This was, in every sense, a disaster waiting to happen in the deliberately laxly regulated roiling sea of stocks. It was not only inevitable and ineludible but also seen to be coming in all its Titanic vastness.

And, yet, investors were hung out to dry; in the absence of a word to the wise, much less a duty-bound injunction from the regulators and market mavens, they had neither time nor opportunity to escape from the shipwreck.

Nathan Anderson, the short-seller behind the Hindenburg Research éxposé that laid low the house of Adani, knows the underbelly of the market because he makes a handsome living attacking it. He told the New Yorker last year that the market “has just become this otherworldly casino, which is disconnected from the real world”.

Although stock marketers have been known to vehemently disagree, it is hardly an unfamiliar refrain. One of the most famous cautions of the noted Panamanian American Wall Street journalist-author Edwin Lefèvre goes: “Fortunes are made and lost by thousands of men in the stock market; they are made and kept by a few dozen.” These words are most often quoted, ironically enough, by tone-deaf stockbrokers in spasms of self-congratulatory smugness—because he also wrote this: “There are many thousands of people who buy and sell stocks speculatively but the number of those who speculate profitably is small.”

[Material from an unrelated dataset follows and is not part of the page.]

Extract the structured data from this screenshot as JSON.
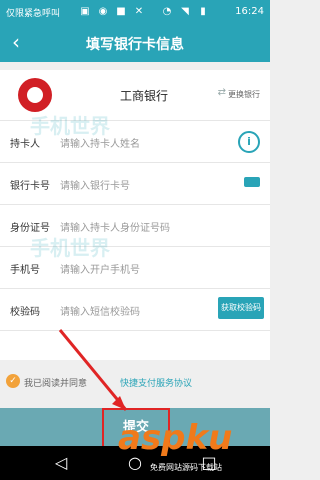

And, yet, among inveterate stock players, there are defenders of the Adani Group’s diddling with the stocks and excoriators of Hindenburg galore. According to them, Hindenburg’s perfidy, and not the Adani Group’s tortiousness, is responsible for the ongoing investor meltdown.

But here’s the thing: investors are making losses not because someone pressed the panic button but because someone didn’t—and because investors ignored the plentiful microtremors presaging something seriously wrong in pursuit of fantasy riches.